In terms of CLL biology, constitutive active NOTCH2 might dominantly suppress apoptotic NOTCH3 signaling, thereby enabling the (self-) antigen-driven progredient expansion of the malignant clone. The affinity and avidity of the corresponding (self-) antigens might be the basis for the NOTCH2 dominance seen in CLL cells. A short time exposure to B-cell activation mimetic PMA favors the NOTCH2/FCER2 (CD23) axis, whereas long-term stimulation with PMA shifts the NOTCH2/FCER2 (CD23) axis to the NOTCH3/NR4A1 axis in CLL cells. One likely mediator of this bi-phasic PMA effect might be the activation and subsequent downregulation of the B-cell receptor-associated protein kinase C-delta (PKC-δ) [65,66,67], a positive regulator of nuclear NOTCH2 activity [10,18,27,68]. Therefore, compounds that interfere with B-cell activation might affect the expression of both NOTCH receptors in CLL cells. This would explain why CLL cells pre-treated with Duvelisib (a dual PI3K-δ/γ inhibitor) [69] or Ibrutinib (a Bruton’s tyrosine kinase inhibitor) [2,44] express lower amounts of CD23 and NOTCH3 and are less sensitive to apoptosis.
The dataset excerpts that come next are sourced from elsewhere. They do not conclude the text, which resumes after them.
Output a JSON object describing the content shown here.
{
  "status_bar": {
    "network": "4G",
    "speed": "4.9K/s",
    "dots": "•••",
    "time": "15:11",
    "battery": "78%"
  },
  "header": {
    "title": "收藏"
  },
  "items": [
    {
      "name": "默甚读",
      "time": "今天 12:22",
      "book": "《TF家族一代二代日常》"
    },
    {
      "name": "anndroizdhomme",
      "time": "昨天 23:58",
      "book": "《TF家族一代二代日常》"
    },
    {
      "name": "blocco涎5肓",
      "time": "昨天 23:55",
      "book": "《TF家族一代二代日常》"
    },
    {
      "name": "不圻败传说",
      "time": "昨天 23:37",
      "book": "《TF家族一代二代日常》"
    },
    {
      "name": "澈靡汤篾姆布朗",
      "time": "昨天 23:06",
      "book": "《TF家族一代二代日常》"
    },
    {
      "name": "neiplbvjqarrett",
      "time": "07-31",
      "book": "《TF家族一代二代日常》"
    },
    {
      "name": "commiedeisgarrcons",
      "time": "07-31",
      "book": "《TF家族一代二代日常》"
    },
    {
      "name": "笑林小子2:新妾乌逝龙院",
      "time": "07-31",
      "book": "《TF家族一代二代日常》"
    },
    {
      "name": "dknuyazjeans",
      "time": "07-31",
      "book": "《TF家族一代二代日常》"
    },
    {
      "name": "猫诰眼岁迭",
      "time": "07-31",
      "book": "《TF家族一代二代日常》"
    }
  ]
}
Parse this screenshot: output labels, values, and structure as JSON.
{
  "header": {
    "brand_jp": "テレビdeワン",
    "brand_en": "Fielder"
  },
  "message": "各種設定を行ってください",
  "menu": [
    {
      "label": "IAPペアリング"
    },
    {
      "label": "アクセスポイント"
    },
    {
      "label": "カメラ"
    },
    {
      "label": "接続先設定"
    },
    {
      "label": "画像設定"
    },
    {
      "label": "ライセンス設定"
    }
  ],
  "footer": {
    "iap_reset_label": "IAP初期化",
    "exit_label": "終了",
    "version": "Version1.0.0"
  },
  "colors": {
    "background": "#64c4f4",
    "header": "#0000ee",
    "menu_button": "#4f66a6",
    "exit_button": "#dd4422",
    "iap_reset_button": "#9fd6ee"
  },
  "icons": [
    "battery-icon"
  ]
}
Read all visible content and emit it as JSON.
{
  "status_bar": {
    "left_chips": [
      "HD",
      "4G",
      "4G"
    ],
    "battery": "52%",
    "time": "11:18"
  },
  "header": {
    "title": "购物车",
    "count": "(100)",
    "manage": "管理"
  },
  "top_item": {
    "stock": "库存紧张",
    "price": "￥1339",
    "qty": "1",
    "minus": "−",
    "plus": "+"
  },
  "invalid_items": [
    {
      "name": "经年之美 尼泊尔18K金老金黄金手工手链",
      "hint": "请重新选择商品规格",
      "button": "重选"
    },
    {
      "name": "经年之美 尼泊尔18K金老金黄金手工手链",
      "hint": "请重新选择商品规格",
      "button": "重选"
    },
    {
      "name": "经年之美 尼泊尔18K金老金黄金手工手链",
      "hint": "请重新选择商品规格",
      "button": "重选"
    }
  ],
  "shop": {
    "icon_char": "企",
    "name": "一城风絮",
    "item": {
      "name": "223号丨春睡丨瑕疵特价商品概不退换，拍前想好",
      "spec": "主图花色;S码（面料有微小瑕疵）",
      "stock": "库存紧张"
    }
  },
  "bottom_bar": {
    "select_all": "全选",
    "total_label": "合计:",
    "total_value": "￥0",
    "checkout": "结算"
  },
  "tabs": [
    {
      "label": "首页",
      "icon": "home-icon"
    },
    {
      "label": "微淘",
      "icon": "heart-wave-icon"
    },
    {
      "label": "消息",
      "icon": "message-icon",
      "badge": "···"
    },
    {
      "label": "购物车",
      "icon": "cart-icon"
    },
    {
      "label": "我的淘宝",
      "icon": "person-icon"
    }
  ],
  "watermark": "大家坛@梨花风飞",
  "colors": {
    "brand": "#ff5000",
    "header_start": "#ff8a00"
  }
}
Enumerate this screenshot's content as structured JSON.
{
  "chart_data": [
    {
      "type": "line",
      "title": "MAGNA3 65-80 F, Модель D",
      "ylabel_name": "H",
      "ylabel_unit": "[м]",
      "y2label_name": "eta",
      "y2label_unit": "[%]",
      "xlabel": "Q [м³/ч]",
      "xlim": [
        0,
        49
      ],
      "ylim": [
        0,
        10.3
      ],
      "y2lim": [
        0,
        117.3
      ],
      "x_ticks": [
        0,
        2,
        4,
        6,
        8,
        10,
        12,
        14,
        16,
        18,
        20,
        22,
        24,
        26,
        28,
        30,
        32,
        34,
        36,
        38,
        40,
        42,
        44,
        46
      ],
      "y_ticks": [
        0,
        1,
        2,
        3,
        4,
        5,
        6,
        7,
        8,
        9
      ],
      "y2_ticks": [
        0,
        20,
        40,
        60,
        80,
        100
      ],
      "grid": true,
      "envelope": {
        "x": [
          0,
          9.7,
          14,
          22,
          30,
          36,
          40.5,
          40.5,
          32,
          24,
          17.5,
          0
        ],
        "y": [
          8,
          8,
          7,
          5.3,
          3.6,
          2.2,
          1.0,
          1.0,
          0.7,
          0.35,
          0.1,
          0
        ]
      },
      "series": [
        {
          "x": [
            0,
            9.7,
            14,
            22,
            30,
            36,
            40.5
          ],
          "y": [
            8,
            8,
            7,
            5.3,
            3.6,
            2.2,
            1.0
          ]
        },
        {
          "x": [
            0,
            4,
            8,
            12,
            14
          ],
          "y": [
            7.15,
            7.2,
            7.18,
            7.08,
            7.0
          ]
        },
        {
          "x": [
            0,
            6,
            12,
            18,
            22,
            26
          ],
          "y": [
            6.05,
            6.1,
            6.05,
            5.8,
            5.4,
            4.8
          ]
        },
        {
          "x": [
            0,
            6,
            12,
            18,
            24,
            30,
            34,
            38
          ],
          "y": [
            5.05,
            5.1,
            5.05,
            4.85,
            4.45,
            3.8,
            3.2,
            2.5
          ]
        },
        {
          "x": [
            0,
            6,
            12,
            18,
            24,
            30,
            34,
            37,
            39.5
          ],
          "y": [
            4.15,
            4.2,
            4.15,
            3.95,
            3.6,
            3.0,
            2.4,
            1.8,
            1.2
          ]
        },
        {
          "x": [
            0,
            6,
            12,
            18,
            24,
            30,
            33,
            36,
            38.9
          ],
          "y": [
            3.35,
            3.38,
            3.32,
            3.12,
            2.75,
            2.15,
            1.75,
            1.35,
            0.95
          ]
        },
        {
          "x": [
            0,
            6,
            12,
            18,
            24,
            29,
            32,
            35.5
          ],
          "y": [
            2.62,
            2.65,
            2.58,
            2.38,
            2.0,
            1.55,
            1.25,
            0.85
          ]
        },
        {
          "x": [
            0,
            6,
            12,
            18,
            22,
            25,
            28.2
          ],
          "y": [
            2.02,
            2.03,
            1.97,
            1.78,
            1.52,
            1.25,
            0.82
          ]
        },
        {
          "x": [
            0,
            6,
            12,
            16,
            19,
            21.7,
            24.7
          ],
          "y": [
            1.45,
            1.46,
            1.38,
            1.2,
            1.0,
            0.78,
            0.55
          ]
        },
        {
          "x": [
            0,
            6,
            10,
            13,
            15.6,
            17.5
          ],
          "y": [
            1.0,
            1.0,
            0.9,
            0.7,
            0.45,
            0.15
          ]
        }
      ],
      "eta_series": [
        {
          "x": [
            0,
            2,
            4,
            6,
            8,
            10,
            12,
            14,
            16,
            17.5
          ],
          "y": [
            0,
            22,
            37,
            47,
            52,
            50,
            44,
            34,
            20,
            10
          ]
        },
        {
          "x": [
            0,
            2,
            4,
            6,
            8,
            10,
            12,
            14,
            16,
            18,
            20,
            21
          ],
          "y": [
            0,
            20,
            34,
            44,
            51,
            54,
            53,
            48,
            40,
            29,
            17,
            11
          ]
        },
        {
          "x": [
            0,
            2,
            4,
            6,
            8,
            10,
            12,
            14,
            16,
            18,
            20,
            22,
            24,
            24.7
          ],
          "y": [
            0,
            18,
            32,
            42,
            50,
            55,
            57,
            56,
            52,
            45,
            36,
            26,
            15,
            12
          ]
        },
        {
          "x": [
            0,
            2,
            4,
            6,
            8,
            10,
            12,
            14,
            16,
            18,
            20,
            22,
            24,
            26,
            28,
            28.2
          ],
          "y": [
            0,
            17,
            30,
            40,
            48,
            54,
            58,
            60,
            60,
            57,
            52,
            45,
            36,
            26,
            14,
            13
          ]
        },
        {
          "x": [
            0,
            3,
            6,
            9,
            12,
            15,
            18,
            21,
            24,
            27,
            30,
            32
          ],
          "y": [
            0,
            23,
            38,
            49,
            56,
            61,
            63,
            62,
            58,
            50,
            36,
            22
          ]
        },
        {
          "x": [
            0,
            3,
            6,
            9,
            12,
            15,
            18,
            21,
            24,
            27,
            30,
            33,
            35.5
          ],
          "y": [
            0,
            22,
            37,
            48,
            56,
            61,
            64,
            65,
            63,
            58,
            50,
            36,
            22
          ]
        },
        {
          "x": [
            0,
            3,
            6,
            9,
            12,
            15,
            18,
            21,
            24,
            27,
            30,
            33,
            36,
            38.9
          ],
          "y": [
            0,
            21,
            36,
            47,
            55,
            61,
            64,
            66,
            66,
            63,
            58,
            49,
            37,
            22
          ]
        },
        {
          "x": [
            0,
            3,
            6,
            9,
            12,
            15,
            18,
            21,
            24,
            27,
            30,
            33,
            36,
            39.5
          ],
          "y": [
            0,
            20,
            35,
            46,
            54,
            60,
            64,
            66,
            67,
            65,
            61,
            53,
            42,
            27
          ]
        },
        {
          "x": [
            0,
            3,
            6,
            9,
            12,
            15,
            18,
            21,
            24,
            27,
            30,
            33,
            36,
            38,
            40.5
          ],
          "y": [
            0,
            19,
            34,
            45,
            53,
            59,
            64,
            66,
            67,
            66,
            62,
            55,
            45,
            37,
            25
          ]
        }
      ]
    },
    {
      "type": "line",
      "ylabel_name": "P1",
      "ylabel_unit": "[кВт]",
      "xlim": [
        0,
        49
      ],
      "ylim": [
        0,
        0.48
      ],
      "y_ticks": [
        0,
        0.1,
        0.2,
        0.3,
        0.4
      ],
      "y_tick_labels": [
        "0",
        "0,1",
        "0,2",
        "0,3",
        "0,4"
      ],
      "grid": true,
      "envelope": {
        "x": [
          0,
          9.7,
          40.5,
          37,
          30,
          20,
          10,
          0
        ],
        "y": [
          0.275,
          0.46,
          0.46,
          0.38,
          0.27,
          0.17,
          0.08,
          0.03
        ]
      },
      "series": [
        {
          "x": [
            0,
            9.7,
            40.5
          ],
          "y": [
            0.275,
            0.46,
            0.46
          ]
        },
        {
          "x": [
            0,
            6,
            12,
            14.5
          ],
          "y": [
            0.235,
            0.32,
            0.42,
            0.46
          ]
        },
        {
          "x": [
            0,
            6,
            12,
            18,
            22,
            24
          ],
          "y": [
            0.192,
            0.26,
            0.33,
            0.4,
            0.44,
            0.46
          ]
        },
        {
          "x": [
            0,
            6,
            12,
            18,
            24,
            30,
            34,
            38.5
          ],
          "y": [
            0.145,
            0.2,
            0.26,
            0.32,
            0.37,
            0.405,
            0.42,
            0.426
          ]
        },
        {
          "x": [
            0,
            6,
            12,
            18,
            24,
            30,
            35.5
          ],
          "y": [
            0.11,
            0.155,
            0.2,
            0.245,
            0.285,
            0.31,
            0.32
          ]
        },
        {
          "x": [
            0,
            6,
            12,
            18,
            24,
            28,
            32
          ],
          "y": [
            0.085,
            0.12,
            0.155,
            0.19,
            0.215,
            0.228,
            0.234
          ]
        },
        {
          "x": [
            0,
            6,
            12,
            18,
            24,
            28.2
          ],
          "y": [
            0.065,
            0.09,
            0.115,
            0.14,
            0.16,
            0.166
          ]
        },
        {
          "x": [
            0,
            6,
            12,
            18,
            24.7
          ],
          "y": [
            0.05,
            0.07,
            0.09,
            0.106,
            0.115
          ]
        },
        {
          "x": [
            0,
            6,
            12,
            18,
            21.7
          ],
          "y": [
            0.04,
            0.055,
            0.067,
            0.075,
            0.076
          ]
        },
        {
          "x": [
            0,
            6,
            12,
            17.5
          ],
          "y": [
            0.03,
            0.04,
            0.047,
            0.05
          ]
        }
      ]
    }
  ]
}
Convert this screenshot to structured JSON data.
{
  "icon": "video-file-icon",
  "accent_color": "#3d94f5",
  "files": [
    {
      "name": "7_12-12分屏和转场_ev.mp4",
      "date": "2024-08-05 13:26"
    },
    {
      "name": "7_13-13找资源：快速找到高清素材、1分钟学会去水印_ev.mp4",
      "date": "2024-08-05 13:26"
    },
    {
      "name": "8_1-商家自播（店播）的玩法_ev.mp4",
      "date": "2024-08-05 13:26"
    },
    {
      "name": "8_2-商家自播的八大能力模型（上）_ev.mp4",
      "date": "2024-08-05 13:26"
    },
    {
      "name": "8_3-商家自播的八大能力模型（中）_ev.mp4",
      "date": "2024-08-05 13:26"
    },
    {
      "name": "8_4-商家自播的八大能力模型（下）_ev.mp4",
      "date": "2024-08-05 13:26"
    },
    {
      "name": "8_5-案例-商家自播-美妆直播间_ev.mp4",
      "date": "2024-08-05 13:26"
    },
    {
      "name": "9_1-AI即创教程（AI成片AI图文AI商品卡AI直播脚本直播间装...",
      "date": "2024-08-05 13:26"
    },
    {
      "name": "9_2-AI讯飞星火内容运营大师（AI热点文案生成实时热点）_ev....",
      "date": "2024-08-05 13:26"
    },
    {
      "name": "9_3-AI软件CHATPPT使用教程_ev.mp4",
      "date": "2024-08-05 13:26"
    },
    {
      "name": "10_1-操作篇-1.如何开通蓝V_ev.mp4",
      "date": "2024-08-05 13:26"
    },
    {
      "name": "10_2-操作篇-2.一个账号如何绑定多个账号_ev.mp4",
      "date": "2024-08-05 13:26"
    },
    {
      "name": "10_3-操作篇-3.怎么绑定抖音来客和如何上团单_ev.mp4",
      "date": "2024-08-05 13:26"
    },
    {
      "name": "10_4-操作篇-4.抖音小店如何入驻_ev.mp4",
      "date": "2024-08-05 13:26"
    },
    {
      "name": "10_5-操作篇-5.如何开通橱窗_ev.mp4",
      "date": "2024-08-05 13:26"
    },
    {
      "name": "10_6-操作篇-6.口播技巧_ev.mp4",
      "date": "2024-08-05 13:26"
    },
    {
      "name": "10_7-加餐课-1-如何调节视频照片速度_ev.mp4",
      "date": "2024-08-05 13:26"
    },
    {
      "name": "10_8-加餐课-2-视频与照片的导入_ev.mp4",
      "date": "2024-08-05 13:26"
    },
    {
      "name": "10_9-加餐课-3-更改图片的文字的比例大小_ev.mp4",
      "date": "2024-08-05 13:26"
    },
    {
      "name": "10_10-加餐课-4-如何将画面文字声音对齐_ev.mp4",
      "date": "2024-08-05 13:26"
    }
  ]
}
The additional effect of NOTCH1 signaling in this scenario is less clear. NOTCH1 is not detectable in nuclear NOTCH/CSL transcription factor complexes in CLL cells [7,8,18,32]. However, NOTCH1 is frequently mutated and/or overexpressed in advanced stage CLL cells, where it has a CLL-driving role by regulating MYC expression [8,9,16,17,43,44,45]. In this context, NOTCH1 may indirectly account for the relative GSI sensitivity of NOTCH2, keeping in mind that active NOTCH1 is a positive regulator of the NOTCH2 gene in CLL cells (Figure 5G) [12].

5. Conclusions

In summary, we show that the nuclear NOTCH2 inhibitor gliotoxin has global effects on the NOTCH signaling network in CLL cells, including the recovery of a newly identified non-canonical tumor suppressing NOTCH3 activity. This proof-of-concept may be the basis for the design of innovative therapies aimed at specifically targeting oncogenic NOTCH signaling in CLL cells.